Mary McLeod Bethune sculpture to be unveiled in Capitol Wednesday; first Black person featured in Statuary Hall 

Other statues of Blacks in different parts of the Capitol honor Martin Luther King Jr., Frederick Douglass, Sojourner Truth and Rosa Parks.

A 13-foot tall statue of educator and philanthropist Dr. Mary McLeod Bethune will be unveiled this week inside the U.S. Capitol Building after an arduous five-year process to get there. 

The statue will be dedicated Wednesday at 11 a.m. in National Statuary Hall, making it the first of a Black person in the state collections. Other statues of prominent African Americans in other parts of the building honor Martin Luther King Jr., Frederick Douglass, Sojourner Truth and Rosa Parks.

Pioneering African American educator and activist Dr. Mary McLeod Bethune is shown, circa 1950, with the United States Capitol Building in the background. (Photo: Hulton Archive/Getty Images)

“This is one of the most important weeks in our state’s history and in the history of our country,” Nancy Lohman, president of the Dr. Mary McLeod Bethune Statuary Fund, told The Florida Times-Union. “Dr.
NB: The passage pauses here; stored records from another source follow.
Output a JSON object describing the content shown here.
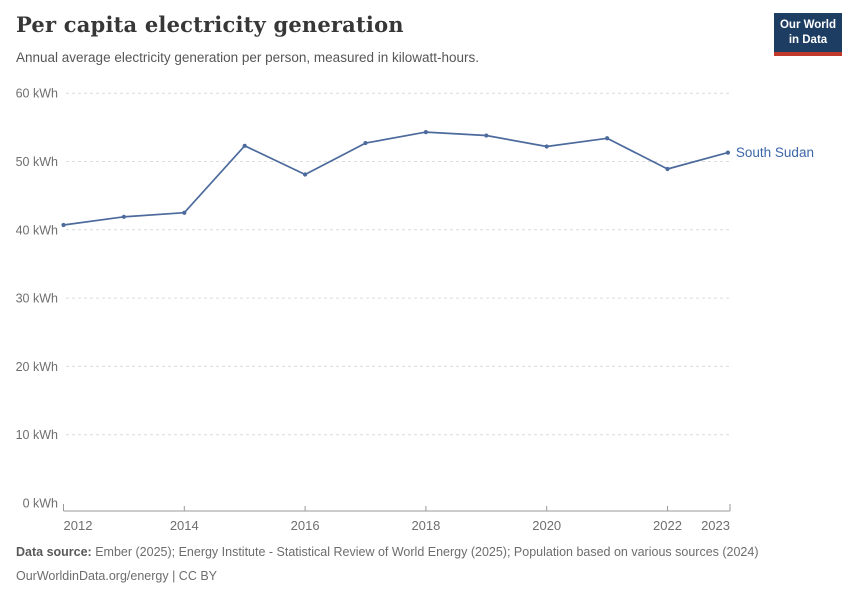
{
  "header": {
    "title": "Per capita electricity generation",
    "subtitle": "Annual average electricity generation per person, measured in kilowatt-hours.",
    "logo": {
      "line1": "Our World",
      "line2": "in Data",
      "bg_color": "#1d3d63",
      "accent_color": "#c0392b"
    }
  },
  "chart_data": {
    "type": "line",
    "title": "Per capita electricity generation",
    "xlabel": "",
    "ylabel": "kWh",
    "x": [
      2012,
      2013,
      2014,
      2015,
      2016,
      2017,
      2018,
      2019,
      2020,
      2021,
      2022,
      2023
    ],
    "series": [
      {
        "name": "South Sudan",
        "color": "#4c6a9c",
        "label_color": "#3d66a8",
        "values": [
          40.7,
          41.9,
          42.5,
          52.3,
          48.1,
          52.7,
          54.3,
          53.8,
          52.2,
          53.4,
          48.9,
          51.3
        ]
      }
    ],
    "end_label": "South Sudan",
    "ylim": [
      0,
      60
    ],
    "ytick_step": 10,
    "ytick_suffix": " kWh",
    "xticks": [
      2012,
      2014,
      2016,
      2018,
      2020,
      2022,
      2023
    ],
    "grid": "horizontal-dashed",
    "legend_position": "end-of-line"
  },
  "footer": {
    "source_label": "Data source:",
    "source_text": " Ember (2025); Energy Institute - Statistical Review of World Energy (2025); Population based on various sources (2024)",
    "link_line": "OurWorldinData.org/energy | CC BY"
  }
}
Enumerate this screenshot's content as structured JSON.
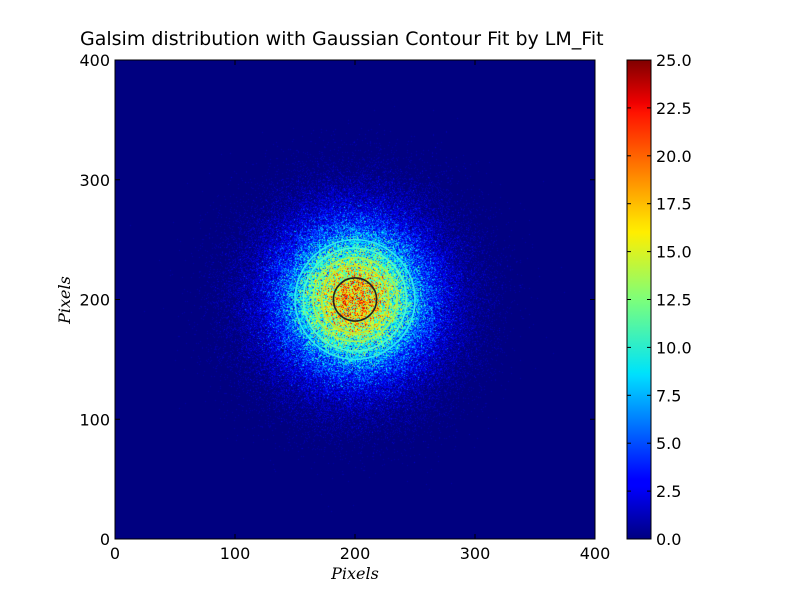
{
  "chart_data": {
    "type": "heatmap",
    "title": "Galsim distribution with Gaussian Contour Fit by LM_Fit",
    "xlabel": "Pixels",
    "ylabel": "Pixels",
    "xlim": [
      0,
      400
    ],
    "ylim": [
      0,
      400
    ],
    "xticks": [
      "0",
      "100",
      "200",
      "300",
      "400"
    ],
    "yticks": [
      "0",
      "100",
      "200",
      "300",
      "400"
    ],
    "colormap": "jet",
    "colorbar": {
      "range": [
        0.0,
        25.0
      ],
      "ticks": [
        "0.0",
        "2.5",
        "5.0",
        "7.5",
        "10.0",
        "12.5",
        "15.0",
        "17.5",
        "20.0",
        "22.5",
        "25.0"
      ]
    },
    "distribution": {
      "center_x": 200,
      "center_y": 200,
      "sigma": 38,
      "peak_value": 18,
      "noise": "poisson"
    },
    "contours": [
      {
        "center_x": 200,
        "center_y": 200,
        "radius": 18,
        "color": "#222222"
      },
      {
        "center_x": 200,
        "center_y": 200,
        "radius": 28,
        "color": "#c8e62a"
      },
      {
        "center_x": 200,
        "center_y": 200,
        "radius": 35,
        "color": "#9cf55a"
      },
      {
        "center_x": 200,
        "center_y": 200,
        "radius": 43,
        "color": "#4dfad2"
      },
      {
        "center_x": 200,
        "center_y": 200,
        "radius": 50,
        "color": "#2ee8f0"
      }
    ],
    "grid": false
  }
}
Mary McLeod Bethune’s statue unveiling and dedication is historic as the first African American — male or female — to be honored in the National Statuary Hall State Collection.”

“I am so proud,” she noted, “that the great State of Florida is becoming greater on July 13, 2022.”

The statue’s dedication will be broadcast by Florida news station WESH, and via a livestream feed at speaker.gov/live. 

It will be one of two statues representing the state of Florida and replaces a bronze likeness of Confederate General Edmund Kirby Smith.

Bethune, the daughter of formerly enslaved people, rose to become a leader in women’s rights. She was also a friend of First Lady Eleanor Roosevelt and served as an advisor to her husband, President Franklin Delano Roosevelt, according to her biography. In addition, she was the founder of Bethune-Cookman University in Daytona Beach, Florida.

“It’s a special moment for this university, a special moment for America,” said interim BCU President Lawrence M. Drake II, who also will be at the Capitol for the Wednesday ceremony.

“We have an opportunity to celebrate an enormously influential woman, someone that I think is still somewhat obscure to some people,” Drake maintained. “There are people who don’t really know her. They may know her name or be aware of her, but this will offer the opportunity for them to look at her enormous impact, not just on Black America, but on the world.”

Among those scheduled to attend the dedication are Speaker Nancy Pelosi, Senate Minority Leader Mitch McConnell, House Republican Leader Kevin McCarthy, House Majority Whip James Clyburn, Democratic Florida congresswomen Rep. Kathy Castor, Rep. Frederica Wilson, Rep. Val Demings, who’s running for the U.S. Senate, and Republican Florida Rep. Michael Waltz.

Derrick Henry, mayor of Daytona Beach, who will also be there Wednesday, told The Times-Union Dr. Bethune’s values are central to that community.

“Quite simply, I think this is the singular achievement in the history of our community,” Henry said. “It is the crowning glory for a woman that is worthy of sainthood, the crowning moment in her long list of great achievements.”

“If I were to describe our community as a ship, I also would describe Dr. Bethune as our rudder,” he continued. “When we get lost, when we lose our way, we go back to the values she laid out. We can see her as our guiding light in a community that has a great history of decency.”